Ilustrator: Joshua Siringo Ringo | Katadata
Penulis: Hasran
1/6/2023, 15.22 WIB

Pemerintah perlu merancang strategi pelonggaran ekspor nikel mentah secara bertahap. Strategi pelonggaran ini dibutuhkan ketika iklim investasi sudah terbentuk, investasi yang masuk sudah cukup banyak, dan efisiensi dalam produksi nikel olahan sudah tercapai.

Selain itu, pemerintah perlu mengevaluasi kembali rencana larangan ekspor komoditas timah, tembaga, dan bauksit. Rencana tersebut tidak akan berhasil seperti halnya pada komoditas nikel karena kapasitas produksi Indonesia relatif kecil. 

Apalagi, tren permintaan pasar pada komoditas-komoditas tersebut tidak akan sepotensial nikel yang ditopang oleh geliat pasar kendaraan listrik.

Gambaran Umum Hilirisasi dan Larangan Ekspor 

Untuk mendorong hilirisasi yang lebih masif, pemerintah melarang ekspor nikel mentah dan mewajibkan agar bijih nikel tersebut diolah sebelum diekspor. Kebijakan ini diharapkan dapat menghasilkan produk turunan nikel yang memiliki nilai tambah yang lebih tinggi.

Pelarangan ekspor nikel ini juga dijadikan sinyal untuk investor barang turunan nikel, seperti baterai kendaraan listrik, bahwa bahan baku yang mereka butuhkan akan selalu teresedia secara melimpah dalam negeri. 

Hilirisasi nikel itu sendiri membutuhkan pembangunan pabrik pemurnian atau smelter yang sangat mahal dengan modal besar. Hingga 2024, total investasi yang dibutuhkan untuk membangun 30 smelter nikel baru diperkirakan US$ 7,61 miliar.

Layaknya kebijakan proteksionis lainnya, pelarangan ekspor yang diterapkan Indonesia menuai kecaman global, terutama dari negara-negara yang bergantung pada pasokan nikel dari Tanah Air. Saat ini, Uni-Eropa telah menggugat Indonesia melalui forum WTO.

Sekalipun ada gugatan WTO, pemerintah sepertinya tetap melanjutkan kebijakan ini karena beberapa pertimbangan. Pertama, pemerintah mengklaim hilirisasi yang dibarengi dengan pelarangan ekspor bahan mentah telah meningkatkan investasi dan nilai tambah domestik, menyerap banyak tenaga kerja, menambah upah pekerja, dan mendongkrak nilai ekspor nikel sejak 2021.

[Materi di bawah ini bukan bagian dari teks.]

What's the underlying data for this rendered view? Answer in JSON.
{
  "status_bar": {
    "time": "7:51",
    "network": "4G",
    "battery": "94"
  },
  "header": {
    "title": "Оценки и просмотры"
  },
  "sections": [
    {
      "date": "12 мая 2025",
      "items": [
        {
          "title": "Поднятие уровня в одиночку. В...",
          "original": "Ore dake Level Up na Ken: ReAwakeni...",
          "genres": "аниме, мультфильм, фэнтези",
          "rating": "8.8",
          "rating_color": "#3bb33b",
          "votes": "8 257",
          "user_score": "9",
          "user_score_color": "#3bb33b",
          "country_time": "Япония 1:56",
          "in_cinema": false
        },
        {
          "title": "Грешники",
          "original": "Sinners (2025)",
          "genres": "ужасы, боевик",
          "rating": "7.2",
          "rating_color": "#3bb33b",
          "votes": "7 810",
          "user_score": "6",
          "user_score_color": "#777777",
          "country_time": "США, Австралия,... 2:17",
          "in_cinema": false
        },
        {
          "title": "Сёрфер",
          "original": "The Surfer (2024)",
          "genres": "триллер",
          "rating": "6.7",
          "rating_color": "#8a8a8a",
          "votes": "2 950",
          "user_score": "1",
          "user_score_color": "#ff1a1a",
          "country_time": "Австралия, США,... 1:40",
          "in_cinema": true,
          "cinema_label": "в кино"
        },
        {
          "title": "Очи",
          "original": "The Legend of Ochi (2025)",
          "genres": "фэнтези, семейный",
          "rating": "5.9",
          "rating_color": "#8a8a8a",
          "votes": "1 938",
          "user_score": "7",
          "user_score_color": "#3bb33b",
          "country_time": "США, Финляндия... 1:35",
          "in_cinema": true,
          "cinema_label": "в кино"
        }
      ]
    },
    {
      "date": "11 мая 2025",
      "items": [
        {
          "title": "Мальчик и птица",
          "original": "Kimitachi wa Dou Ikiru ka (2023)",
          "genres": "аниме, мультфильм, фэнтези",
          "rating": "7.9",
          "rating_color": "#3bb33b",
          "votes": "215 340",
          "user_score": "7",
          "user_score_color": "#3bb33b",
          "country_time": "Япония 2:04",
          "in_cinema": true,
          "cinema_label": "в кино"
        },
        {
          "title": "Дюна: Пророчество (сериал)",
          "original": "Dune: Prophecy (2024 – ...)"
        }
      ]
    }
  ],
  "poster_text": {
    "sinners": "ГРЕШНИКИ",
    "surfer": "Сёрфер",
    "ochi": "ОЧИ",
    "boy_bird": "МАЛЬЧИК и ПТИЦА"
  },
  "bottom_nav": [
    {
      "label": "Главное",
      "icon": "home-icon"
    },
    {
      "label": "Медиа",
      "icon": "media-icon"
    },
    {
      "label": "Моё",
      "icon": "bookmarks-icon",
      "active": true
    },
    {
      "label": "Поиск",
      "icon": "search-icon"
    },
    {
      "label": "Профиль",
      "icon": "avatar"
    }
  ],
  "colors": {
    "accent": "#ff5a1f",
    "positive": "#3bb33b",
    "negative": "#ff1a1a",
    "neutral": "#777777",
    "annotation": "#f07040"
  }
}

Kedua, hilirisasi berpotensi dijadikan amunisi kampanye yang ampuh dalam pemilu presiden 2024 maupun saat presiden terpilih menjalankan pemerintahannya. Tidak dapat dipungkiri, hilirisasi yang mengusung konsep nasionalisme merupakan senjata kuat untuk menggalang simpati publik ketika ideologi dan cita-cita yang ditawarkan partai politik memiliki ketidakjelasan.

Ketiga, nikel merupakan komponen penting dalam agenda pembangunan ekosistem kendaraan listrik nasional. Agenda nasional ini akan membutuhkan hasil olahan nikel yang banyak yang ketersediaannya diharapkan ditopang oleh produksi dalam negeri. 

Sayangnya, nikel yang dihasilkan saat ini adalah olahan nikel kelas dua yang hanya bisa digunakan pada stainless product. Sedangkan untuk bahan baku kendaraan listrik berbasis baterai, olahan nikel yang dibutuhkan adalah olahan nikel kelas satu.

Indonesia akan terus menerapkan kebijakan larangan ekspor komoditas ini untuk menarik investasi pemurnian nikel hingga menghasilkan olahan nikel yang diharapkan.

Tidak hanya untuk penggunaan dalam negari, Indonesia berpotensi menyuplai olahan nikel kelas satu untuk Cina, Korea Selatan, dan Amerika serikat. Permintaan dari Cina dan Korea Selatan dapat difasilitasi melalui perjanjian kemitraan ekonomi RCEP. Sedangkan permintaan dari Amerika Serikat akan memanfaatkan perjanjian Indo-pasifik, dimana Indonesia dan Amerika sebagai anggotanya.

Keempat, selain gugatan dari Uni-Eropa, Indonesia sepertinya tidak begitu khawatir dengan retaliasi dari negara non-Uni Eropa. Negara-negara yang menjadi rumah bagi investor maupun perusahaan smelter, seperti Inggris, Korea Selatan, dan Cina kemungkinan besar tidak akan melakukan retaliasi mengingat investasi yang masuk dari negara-negara tersebut cukup banyak.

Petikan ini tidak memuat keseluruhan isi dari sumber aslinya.